The core innovation of Ndani is the elimination of trusted intermediaries in the data supply chain. We achieve this through a “Trustless Architecture” where no single party holds the full private key required to sign transactions or decrypt data.
The Problem: Administrative Keys
In traditional IoT (and even most DePIN) networks, the device manufacturer or a central server holds the private keys. This means they can:
- Sign data on your behalf.
- Censor your transactions.
- Change the rules of the network arbitrarily.
This is Administrative Access, and it is the antithesis of sovereignty.
The Solution: Keysplitting
We utilize a 2-of-2 Multi-Signature (or MPC) scheme.
- Share A is generated inside the secure hardware element of the device (Msingi Unit). It never leaves the chip.
- Share B is held by the Farmer (the owner) in their wallet.
To perform any action—like claiming rewards or updating firmware—BOTH shares must participate. The protocol coordinates a signature without ever reconstructing the full key in one place.
Interactive Simulation
Use the simulator below to understand how the Device and Farmer cooperate to sign a transaction without trusting each other.
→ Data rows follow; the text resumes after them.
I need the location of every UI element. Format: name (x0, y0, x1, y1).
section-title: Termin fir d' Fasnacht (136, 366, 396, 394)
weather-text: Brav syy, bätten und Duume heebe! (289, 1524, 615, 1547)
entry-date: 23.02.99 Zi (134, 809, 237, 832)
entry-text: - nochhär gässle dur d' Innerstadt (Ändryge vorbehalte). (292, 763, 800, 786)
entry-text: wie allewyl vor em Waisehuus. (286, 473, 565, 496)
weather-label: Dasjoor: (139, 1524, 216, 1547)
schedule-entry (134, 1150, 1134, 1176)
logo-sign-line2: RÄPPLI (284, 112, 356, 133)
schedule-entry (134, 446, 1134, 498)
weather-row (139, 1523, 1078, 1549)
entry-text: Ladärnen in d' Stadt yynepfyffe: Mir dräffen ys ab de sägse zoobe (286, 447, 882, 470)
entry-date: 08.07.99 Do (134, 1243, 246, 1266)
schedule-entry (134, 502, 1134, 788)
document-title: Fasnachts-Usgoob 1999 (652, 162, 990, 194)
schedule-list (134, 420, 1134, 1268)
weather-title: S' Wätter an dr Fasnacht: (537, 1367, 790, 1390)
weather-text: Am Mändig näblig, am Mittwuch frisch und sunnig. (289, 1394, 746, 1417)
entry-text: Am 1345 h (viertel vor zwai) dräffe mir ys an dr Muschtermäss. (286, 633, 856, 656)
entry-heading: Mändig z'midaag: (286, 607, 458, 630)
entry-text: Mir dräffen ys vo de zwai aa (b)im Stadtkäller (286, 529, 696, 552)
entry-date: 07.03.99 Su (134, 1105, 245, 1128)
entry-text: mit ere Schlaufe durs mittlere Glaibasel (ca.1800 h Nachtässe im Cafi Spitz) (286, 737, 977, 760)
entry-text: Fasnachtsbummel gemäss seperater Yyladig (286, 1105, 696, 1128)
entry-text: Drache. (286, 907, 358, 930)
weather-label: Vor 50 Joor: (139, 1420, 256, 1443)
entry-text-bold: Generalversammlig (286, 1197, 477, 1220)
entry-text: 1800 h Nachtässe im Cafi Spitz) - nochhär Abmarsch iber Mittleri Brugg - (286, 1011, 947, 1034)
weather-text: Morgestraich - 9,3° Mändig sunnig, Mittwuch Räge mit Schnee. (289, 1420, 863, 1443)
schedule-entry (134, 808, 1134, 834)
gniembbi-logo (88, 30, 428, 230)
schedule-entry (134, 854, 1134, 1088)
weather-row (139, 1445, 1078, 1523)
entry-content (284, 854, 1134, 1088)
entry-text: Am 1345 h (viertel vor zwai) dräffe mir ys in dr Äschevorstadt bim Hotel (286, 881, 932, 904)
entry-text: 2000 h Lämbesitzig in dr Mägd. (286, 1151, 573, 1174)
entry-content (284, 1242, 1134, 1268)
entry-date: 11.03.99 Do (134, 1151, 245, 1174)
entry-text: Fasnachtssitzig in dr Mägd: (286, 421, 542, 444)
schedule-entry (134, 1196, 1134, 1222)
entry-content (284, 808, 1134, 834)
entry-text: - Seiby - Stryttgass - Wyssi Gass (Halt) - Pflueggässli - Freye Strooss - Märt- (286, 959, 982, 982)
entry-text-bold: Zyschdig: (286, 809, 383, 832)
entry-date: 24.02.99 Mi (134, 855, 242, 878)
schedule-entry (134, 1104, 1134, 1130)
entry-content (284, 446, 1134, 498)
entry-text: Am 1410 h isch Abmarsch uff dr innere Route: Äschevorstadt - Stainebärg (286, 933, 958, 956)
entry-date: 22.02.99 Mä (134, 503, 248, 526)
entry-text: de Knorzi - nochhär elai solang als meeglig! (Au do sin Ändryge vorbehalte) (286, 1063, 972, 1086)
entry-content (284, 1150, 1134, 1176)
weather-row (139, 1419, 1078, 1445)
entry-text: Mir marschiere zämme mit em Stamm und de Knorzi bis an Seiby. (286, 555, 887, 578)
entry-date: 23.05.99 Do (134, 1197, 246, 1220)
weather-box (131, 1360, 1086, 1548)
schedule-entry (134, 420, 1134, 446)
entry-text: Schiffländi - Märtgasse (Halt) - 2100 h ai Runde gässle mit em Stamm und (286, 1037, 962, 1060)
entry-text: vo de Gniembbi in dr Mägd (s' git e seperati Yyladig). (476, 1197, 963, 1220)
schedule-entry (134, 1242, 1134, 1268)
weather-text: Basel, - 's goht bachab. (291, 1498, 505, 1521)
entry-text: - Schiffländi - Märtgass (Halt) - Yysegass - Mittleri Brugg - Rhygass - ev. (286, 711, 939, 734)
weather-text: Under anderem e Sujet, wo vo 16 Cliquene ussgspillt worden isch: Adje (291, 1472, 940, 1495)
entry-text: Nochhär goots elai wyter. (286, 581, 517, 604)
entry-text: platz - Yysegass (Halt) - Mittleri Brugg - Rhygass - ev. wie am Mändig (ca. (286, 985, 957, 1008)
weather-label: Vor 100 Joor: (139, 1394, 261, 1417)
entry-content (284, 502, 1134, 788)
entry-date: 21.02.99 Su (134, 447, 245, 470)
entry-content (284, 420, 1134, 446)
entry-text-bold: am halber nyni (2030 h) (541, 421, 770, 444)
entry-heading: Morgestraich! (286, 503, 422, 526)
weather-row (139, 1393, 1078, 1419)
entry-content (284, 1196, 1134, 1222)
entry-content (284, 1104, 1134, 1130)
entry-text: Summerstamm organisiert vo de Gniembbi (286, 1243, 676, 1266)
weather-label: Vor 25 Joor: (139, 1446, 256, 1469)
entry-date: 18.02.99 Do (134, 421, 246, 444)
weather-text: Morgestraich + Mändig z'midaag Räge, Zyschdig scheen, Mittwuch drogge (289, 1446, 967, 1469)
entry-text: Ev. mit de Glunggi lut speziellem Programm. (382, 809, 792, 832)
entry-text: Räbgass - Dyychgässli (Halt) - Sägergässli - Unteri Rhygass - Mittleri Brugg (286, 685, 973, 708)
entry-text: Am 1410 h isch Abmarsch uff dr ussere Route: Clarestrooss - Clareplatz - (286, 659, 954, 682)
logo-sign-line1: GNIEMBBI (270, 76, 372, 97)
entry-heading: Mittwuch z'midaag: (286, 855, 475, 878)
🔐 Ndani Key Exchange Protocol
Step 1: Initialize Trustless Environment
Neither the device nor the farmer holds the full private key.
Technical Details
The specific curve used is BLS12-381, allowing for signature aggregation. This enables us to scale to millions of devices without bloating the blockchain state.
Threat Model
- If the Server is hacked: The attacker only has public keys. They cannot spoof device data.
- If the Device is stolen: The physical attacker only has Share A. They strictly need the Farmer’s Share B to move funds.
- If the Farmer loses their key: A social recovery protocol (timelocked) can rotate Share B, provided the Device is still online and consents.